As with overdose with other anticholinergics, special attention should be paid to patients with an established risk of QT prolongation (hypokalemia, bradycardia, concomitant use of drugs that prolong the QT interval) and patients with cardiac disease (myocardial ischemia, arrhythmias, congestive heart failure).
Side effects
The most common adverse event was dry mouth, which occurred in 11% of patients receiving 5 mg/day, 22% of patients receiving 10 mg/day, and 4% of patients receiving placebo. The severity of dry mouth was generally mild and only rarely led to discontinuation of treatment. The drug was generally well tolerated (approximately 99%), and approximately 90% of patients took the drug for the full 12-week study period.
The table below lists other side effects reported during clinical trials of Solifenacin-Farmak and in the post-marketing period.
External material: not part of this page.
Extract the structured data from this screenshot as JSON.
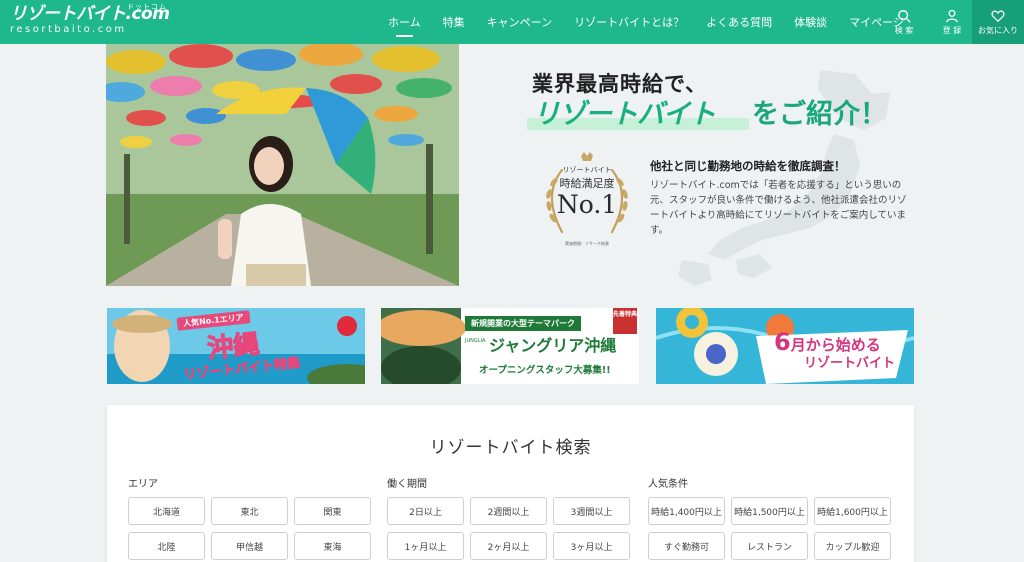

| MedDRA classification | Very common >1/10 | Often > 1/100, <1/10 | Infrequently > 1/1000, <1/100 | Rare > 1/10000, <1/1000 | Very rare <1/10000 | Not known (frequency cannot be estimated from the available data) |
| Infections and infestations | | | Urinary tract infections, cystitis | | | |
| On the part of the immune system | | | | | | Anaphylactic reaction* |
| Metabolism and digestion | | | | | | Decreased appetite*, hyperkalemia* |
| Mental disorders | | | | | Hallucinations*, confusion* | Delirium* |
| Nervous system disorders | | | Drowsiness, taste disturbance | Dizziness*, headache* | | |
| From the organs of vision | | Blurred vision | Dry eyes | | | Glaucoma* |
| From the heart | | | | | | Torsades de pointes*, prolongation of the QT interval on the electrocardiogram*, atrial fibrillation*, feeling of heart palpitations*, tachycardia* |
| Respiratory, thoracic and mediastinal disorders | | | Dryness of the nasal mucosa | | | Dysphonia* |
| Gastrointestinal tract | Dry mouth | Constipation, nausea, dyspepsia, stomach ache | Gastroesophageal reflux, dry throat | Large intestine obstruction, coprostasis, vomiting* | | Intestinal obstruction*, abdominal discomfort* |
| Hepatobiliary disorders | | | | | | Liver function abnormalities*, abnormal liver function tests* |
| Skin and subcutaneous tissue disorders | | | Dry skin | Itching*, rash* | Erythema multiforme*, hives*, Quincke's edema* | Exfoliative dermatitis* |
Musculoskeletal system and connective tissue | | | | | | Muscle weakness * |
| Renal and urinary system disorders | Difficulty urinating | Urinary retention | Renal failure* | | | |
| General disorders and administration site conditions | Increased fatigue, peripheral edema | | | | | |
*Post-registration period.
Expiration date
4 years.
Storage conditions
The medicine does not require any special storage conditions. Keep out of the reach of children.
Packaging
10 tablets in a blister, 3 or 10 blisters in a cardboard box.
Vacation category
According to the recipe.
Producer
Saneka Pharmaceuticals JSC.
Location of the manufacturer and its business address.
Nitra 100, 920 27 Hlohovec, Slovak Republic.
Applicant.
JSC "Farmak".
Location of the applicant. Ukraine, 04080, Kyiv, Kyrylivska St., 63.